Hegemony (174, 285) A struggle within the dominant bloc (for Hall he depicts this struggle between the radical right, social democracy, and moderate wing of the right, p.177). Constituted by “active popular consent,” not limited to electoral results (174). 

 

Common Sense (172, 180, 285) It is a product of hegemony, and needs to be constructed, such as common sense against reason and intellect. “It is a particularly rich mix because of the resonant traditional themes – nation, family, duty, authority, standards, self-reliance – which have been effectively condensed into it” (180). Curated fantasies/myths of “Demon Fraud and Feckless Work-shy” (294). 

 

Representation (178) “an active and formative relationship. It organises the class, constituting it as a political force–a social democratic political force–in the same moment as it is constituted.” Depends on “the ways the apparatuses and philosophies–the means–by which the often dispersed and contradictory interests of a class are welded together into a coherent position which can be represented in the political and ideological theaters of struggle.” (178) 

 

Neoliberalism (179, 290) Production of new political subjects: “Entrepreneurial Man/Economic Man/The Enterprising Subject/Sovereign Consumer.”  “The deregulation of markets, the wholesale refashioning of the public sector by the New Managerialism, the continued privatisation of public assets, low taxation, breaking the ‘inhibitions’ to market flexibility, institutionalising the culture of private provision and personal risk, and privileging in its moral discourse the values of self-sufficiency, competitiveness and entrepreneurial dynamism.” (290) 

Part III: Multimedia 

 

Nationalism and Fascism Now: Houston Says Howdy Modi (Watch the first 4 mins of the video from 2019). 

 

Does the cocktail of religion or race-based nationalism, neoliberalism and popular support indicate the rise of democratic fascism and right-wing alliances? Given the fact that COVID vaccines are free in the US, does welfarism still hold value for some sections of society? Do we need to go beyond Stuart Hall’s Left/Right binary and interrogate the contradictions of contemporary political formations through a different lens?

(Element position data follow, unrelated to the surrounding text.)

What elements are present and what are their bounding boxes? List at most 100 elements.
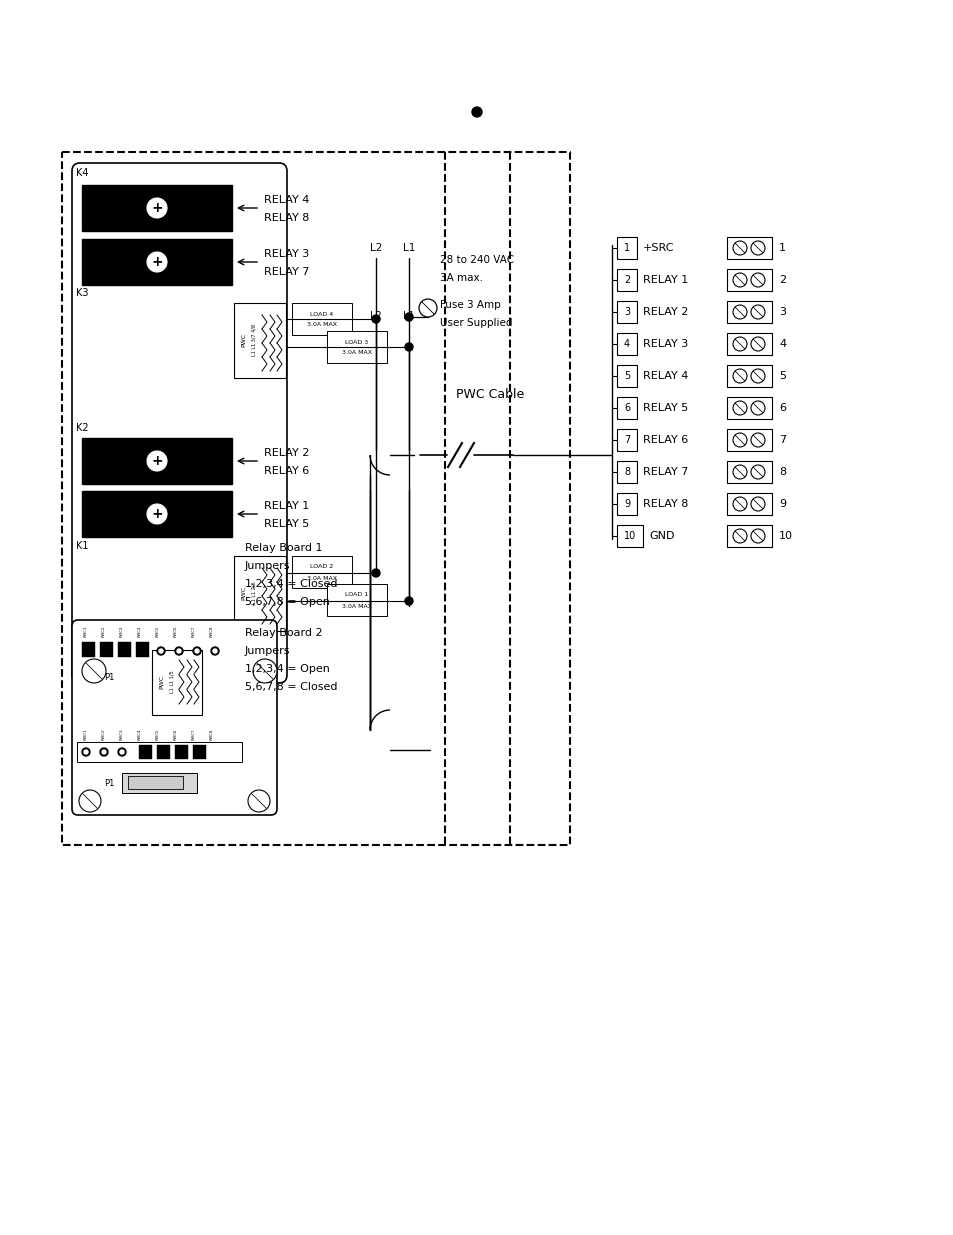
Circle shape (147, 198, 167, 219)
Bar (82, 240, 232, 285)
Bar (617, 301, 637, 324)
Bar (82, 438, 232, 484)
Bar (233, 556, 286, 631)
Bar (617, 429, 637, 451)
Circle shape (750, 466, 764, 479)
FancyBboxPatch shape (71, 620, 276, 815)
Text: PWC8: PWC8 (210, 729, 213, 740)
Bar (118, 642, 131, 657)
Bar (292, 303, 352, 335)
Text: 28 to 240 VAC: 28 to 240 VAC (439, 254, 514, 266)
Text: 7: 7 (779, 435, 785, 445)
Circle shape (372, 569, 379, 577)
Text: PWC4: PWC4 (138, 729, 142, 740)
Bar (100, 642, 112, 657)
Text: RELAY 5: RELAY 5 (642, 403, 687, 412)
Text: 2: 2 (779, 275, 785, 285)
Text: Jumpers: Jumpers (245, 561, 291, 571)
Text: RELAY 3: RELAY 3 (264, 249, 309, 259)
Circle shape (82, 659, 106, 683)
Circle shape (472, 107, 481, 117)
Circle shape (174, 647, 183, 655)
Text: RELAY 7: RELAY 7 (642, 467, 688, 477)
Text: 7: 7 (623, 435, 630, 445)
Circle shape (750, 241, 764, 254)
Text: RELAY 1: RELAY 1 (264, 501, 309, 511)
Bar (82, 642, 95, 657)
Bar (193, 745, 206, 760)
Circle shape (372, 315, 379, 324)
Bar (617, 366, 637, 387)
Circle shape (732, 305, 746, 319)
Text: RELAY 7: RELAY 7 (264, 267, 309, 277)
Text: Relay Board 2: Relay Board 2 (245, 629, 322, 638)
Circle shape (159, 650, 163, 653)
Bar (122, 773, 196, 793)
Circle shape (750, 529, 764, 543)
Text: 4: 4 (779, 338, 785, 350)
Bar (292, 556, 352, 588)
Text: 3.0A MAX: 3.0A MAX (307, 576, 336, 580)
Bar (82, 492, 232, 537)
Text: L2: L2 (370, 311, 381, 321)
Circle shape (177, 650, 181, 653)
Text: 5: 5 (623, 370, 630, 382)
Bar (617, 333, 637, 354)
Text: L1 L1 2/6: L1 L1 2/6 (252, 582, 256, 604)
Text: PWC2: PWC2 (102, 625, 106, 637)
Bar (726, 269, 771, 291)
Bar (726, 525, 771, 547)
Text: L1 L1 3/7 4/8: L1 L1 3/7 4/8 (252, 324, 256, 356)
Circle shape (418, 299, 436, 317)
Text: LOAD 3: LOAD 3 (345, 340, 368, 345)
Circle shape (248, 790, 270, 811)
Circle shape (147, 504, 167, 524)
Text: 9: 9 (779, 499, 785, 509)
Text: 8: 8 (623, 467, 629, 477)
Circle shape (732, 337, 746, 351)
Bar (152, 650, 202, 715)
Bar (617, 269, 637, 291)
Bar (128, 776, 183, 789)
Text: 3A max.: 3A max. (439, 273, 482, 283)
Text: PWC2: PWC2 (102, 729, 106, 740)
Text: +: + (151, 201, 163, 215)
Circle shape (750, 401, 764, 415)
Circle shape (405, 597, 413, 605)
Circle shape (120, 750, 124, 755)
Text: RELAY 1: RELAY 1 (642, 275, 687, 285)
Text: PWC7: PWC7 (192, 729, 195, 740)
Text: RELAY 3: RELAY 3 (642, 338, 687, 350)
Bar (617, 461, 637, 483)
Circle shape (213, 650, 216, 653)
Circle shape (194, 650, 199, 653)
Bar (726, 461, 771, 483)
Circle shape (750, 496, 764, 511)
Circle shape (102, 750, 106, 755)
Text: L1: L1 (403, 311, 415, 321)
Text: User Supplied: User Supplied (439, 317, 512, 329)
Text: RELAY 6: RELAY 6 (264, 466, 309, 475)
Text: +: + (151, 454, 163, 468)
Text: RELAY 8: RELAY 8 (264, 212, 309, 224)
Bar (157, 745, 170, 760)
Bar (726, 366, 771, 387)
Circle shape (253, 659, 276, 683)
Text: RELAY 2: RELAY 2 (642, 308, 688, 317)
Text: PWC5: PWC5 (156, 729, 160, 740)
Text: 9: 9 (623, 499, 629, 509)
Bar (77, 638, 267, 661)
Circle shape (732, 433, 746, 447)
Bar (617, 237, 637, 259)
Text: L1: L1 (402, 243, 415, 253)
Text: LOAD 1: LOAD 1 (345, 593, 368, 598)
Text: 3: 3 (623, 308, 629, 317)
Text: PWC1: PWC1 (84, 729, 88, 740)
Bar (77, 742, 242, 762)
Text: PWC4: PWC4 (138, 625, 142, 637)
Text: RELAY 4: RELAY 4 (264, 195, 309, 205)
Bar (726, 333, 771, 354)
Circle shape (732, 466, 746, 479)
Text: PWC: PWC (241, 333, 246, 347)
Circle shape (405, 343, 413, 351)
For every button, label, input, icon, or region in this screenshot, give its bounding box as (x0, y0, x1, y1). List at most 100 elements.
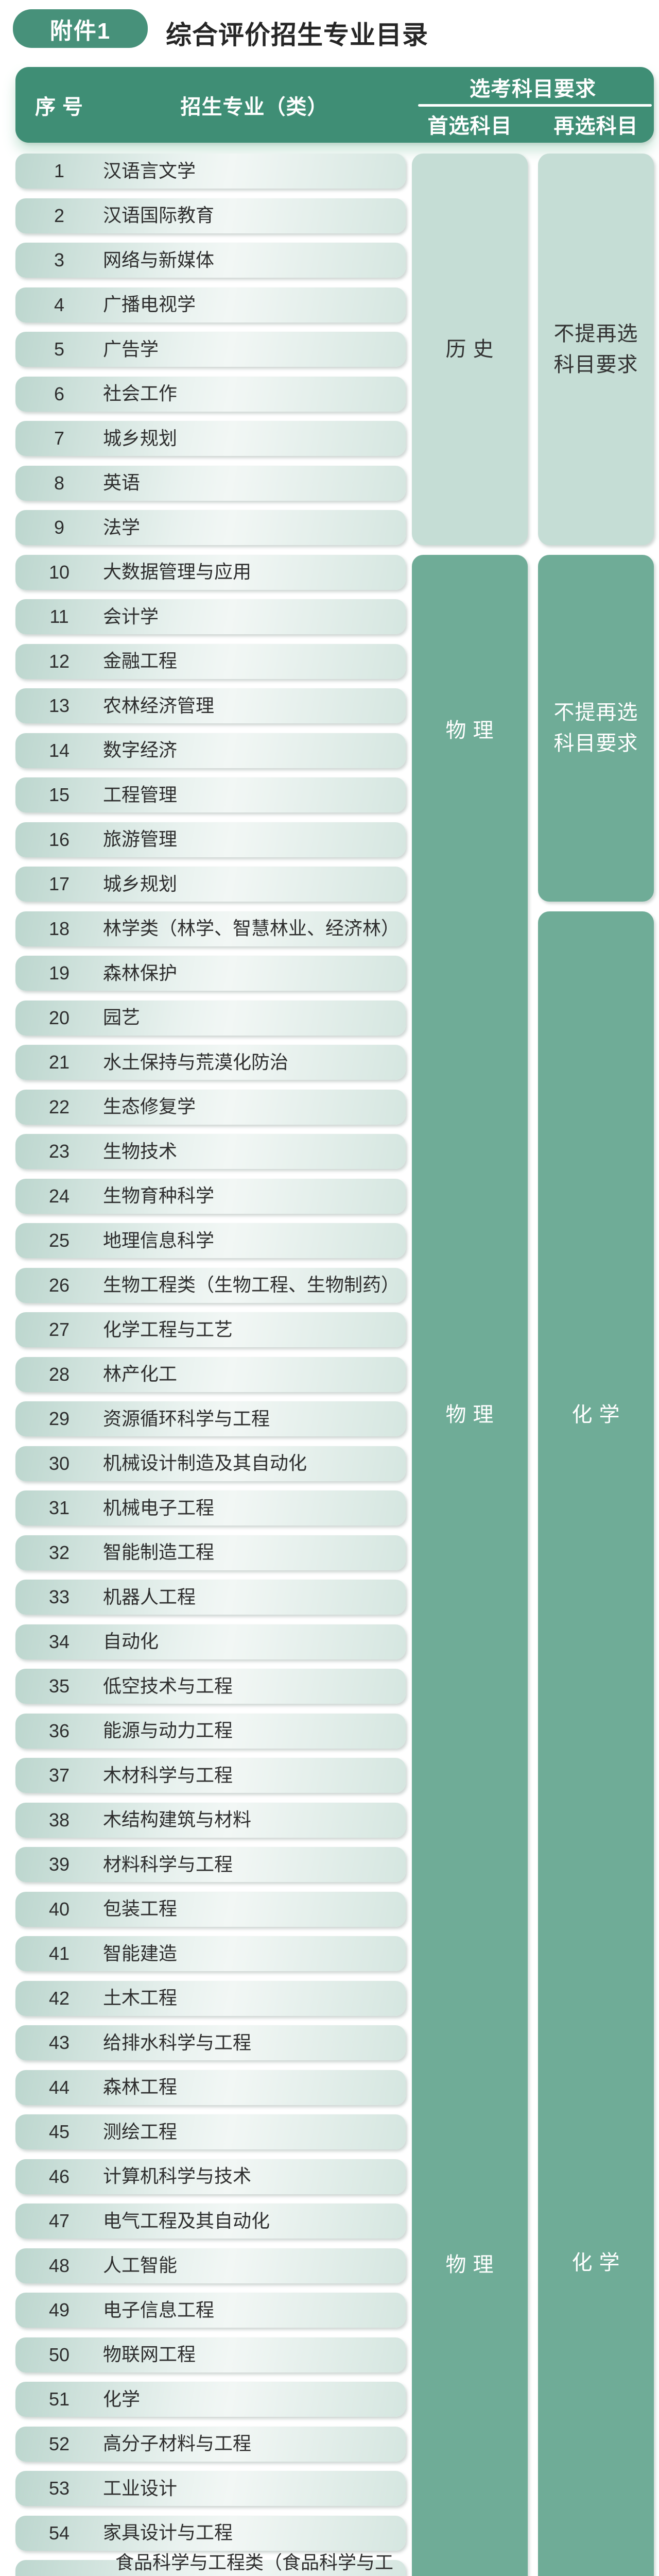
row-major-name: 社会工作 (103, 383, 178, 404)
row-number: 4 (54, 294, 65, 315)
header-second-subject: 再选科目 (553, 115, 638, 138)
row-number: 20 (48, 1007, 70, 1028)
row-number: 32 (48, 1541, 70, 1563)
table-row: 53 工业设计 (15, 2471, 406, 2506)
row-number: 10 (48, 561, 70, 583)
row-major-name: 材料科学与工程 (103, 1853, 233, 1875)
row-number: 3 (54, 249, 65, 270)
table-row: 7 城乡规划 (15, 421, 406, 456)
row-number: 53 (48, 2478, 70, 2499)
row-number: 29 (48, 1408, 70, 1429)
page-title: 综合评价招生专业目录 (166, 21, 428, 49)
row-number: 33 (48, 1586, 70, 1607)
table-row: 21 水土保持与荒漠化防治 (15, 1045, 406, 1080)
row-number: 34 (48, 1631, 70, 1652)
table-row: 33 机器人工程 (15, 1580, 406, 1615)
table-row: 49 电子信息工程 (15, 2293, 406, 2328)
subject-label-no-requirement: 不提再选 科目要求 (553, 323, 638, 376)
row-number: 28 (48, 1363, 70, 1385)
row-number: 54 (48, 2522, 70, 2544)
row-number: 12 (48, 650, 70, 672)
row-major-name: 城乡规划 (103, 873, 178, 894)
table-row: 51 化学 (15, 2382, 406, 2417)
table-row: 13 农林经济管理 (15, 688, 406, 723)
row-major-name: 物联网工程 (103, 2344, 196, 2365)
table-row: 35 低空技术与工程 (15, 1669, 406, 1704)
table-row: 41 智能建造 (15, 1936, 406, 1971)
table-row: 37 木材科学与工程 (15, 1758, 406, 1793)
table-row: 47 电气工程及其自动化 (15, 2204, 406, 2239)
table-row: 44 森林工程 (15, 2070, 406, 2105)
row-number: 49 (48, 2299, 70, 2320)
row-major-name: 电气工程及其自动化 (103, 2210, 270, 2231)
row-number: 6 (54, 383, 65, 404)
row-number: 31 (48, 1497, 70, 1518)
row-number: 1 (54, 160, 65, 181)
table-row: 2 汉语国际教育 (15, 198, 406, 233)
table-row: 20 园艺 (15, 1000, 406, 1036)
row-major-name: 林产化工 (103, 1363, 178, 1385)
row-major-name: 水土保持与荒漠化防治 (103, 1051, 289, 1073)
table-row: 50 物联网工程 (15, 2337, 406, 2372)
row-major-name: 金融工程 (103, 650, 178, 672)
row-major-name: 资源循环科学与工程 (103, 1408, 270, 1429)
table-row: 45 测绘工程 (15, 2114, 406, 2149)
row-major-name: 土木工程 (103, 1987, 178, 2009)
table-row: 10 大数据管理与应用 (15, 554, 406, 590)
row-number: 47 (48, 2210, 70, 2231)
row-major-name: 大数据管理与应用 (103, 561, 252, 583)
row-number: 46 (48, 2165, 70, 2187)
table-row: 6 社会工作 (15, 376, 406, 412)
row-number: 30 (48, 1452, 70, 1474)
header-col-no: 序 号 (34, 95, 84, 118)
row-number: 11 (49, 606, 69, 627)
table-row: 16 旅游管理 (15, 822, 406, 857)
table-row: 28 林产化工 (15, 1357, 406, 1392)
header-subject-requirement: 选考科目要求 (470, 78, 596, 100)
table-row: 18 林学类（林学、智慧林业、经济林） (15, 911, 406, 946)
table-row: 29 资源循环科学与工程 (15, 1401, 406, 1436)
row-number: 38 (48, 1809, 70, 1831)
row-major-name: 数字经济 (103, 739, 178, 761)
table-row: 17 城乡规划 (15, 867, 406, 902)
row-number: 15 (48, 784, 70, 805)
table-row: 15 工程管理 (15, 777, 406, 812)
header-first-subject: 首选科目 (427, 115, 512, 138)
row-number: 52 (48, 2433, 70, 2454)
table-row: 42 土木工程 (15, 1980, 406, 2016)
row-major-name: 机械设计制造及其自动化 (103, 1452, 307, 1474)
row-major-name: 广播电视学 (103, 294, 196, 315)
row-major-name: 低空技术与工程 (103, 1675, 233, 1697)
row-major-name: 汉语言文学 (103, 160, 196, 181)
table-row: 40 包装工程 (15, 1891, 406, 1927)
row-major-name: 广告学 (103, 338, 159, 360)
subject-label-no-requirement: 不提再选 科目要求 (553, 701, 638, 755)
second-subject-cell-no-requirement: 不提再选 科目要求 (538, 554, 654, 902)
table-row: 46 计算机科学与技术 (15, 2159, 406, 2194)
subject-label-physics: 物 理 (445, 1403, 494, 1426)
table-row: 1 汉语言文学 (15, 154, 406, 189)
subject-label-physics: 物 理 (445, 2253, 494, 2277)
table-row: 39 材料科学与工程 (15, 1847, 406, 1882)
row-number: 8 (54, 472, 65, 494)
second-subject-cell-no-requirement: 不提再选 科目要求 (538, 154, 654, 545)
row-major-name: 测绘工程 (103, 2121, 178, 2142)
row-number: 17 (48, 873, 70, 894)
table-row: 36 能源与动力工程 (15, 1713, 406, 1749)
row-number: 7 (54, 428, 65, 449)
row-major-name: 城乡规划 (103, 427, 178, 449)
row-number: 9 (54, 517, 65, 538)
row-number: 23 (48, 1141, 70, 1162)
first-subject-cell-history: 历 史 (412, 154, 528, 545)
table-row: 31 机械电子工程 (15, 1490, 406, 1526)
row-major-name: 生物技术 (103, 1140, 178, 1162)
row-major-name: 机器人工程 (103, 1586, 196, 1607)
row-number: 44 (48, 2076, 70, 2098)
attachment-badge-label: 附件1 (49, 18, 111, 44)
second-subject-cell-chemistry: 化 学 化 学 (538, 911, 654, 2576)
row-major-name: 计算机科学与技术 (103, 2165, 252, 2187)
row-number: 25 (48, 1230, 70, 1251)
row-major-name: 旅游管理 (103, 828, 178, 850)
row-number: 13 (48, 695, 70, 716)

Who is the contemporary Left anyway? 

 

Discussion Questions:  

​​1. Given his critique of Blair in “The Great Moving Nowhere Show” (1998), can Hall’s earlier optimism about the Labour be seen as misguided? Is the New Labour’s “Third way” a product of the reexamination that he had sought in the 50s?  

 

2.  Given how Thatcher’s anti-trade union and anti-poor rhetoric is embraced by Blair, do these conjunctures imply the complete sidelining of the working class (and/or the organic intellectual) as a vote bank? Where does the upper class elite fit in these conjunctures?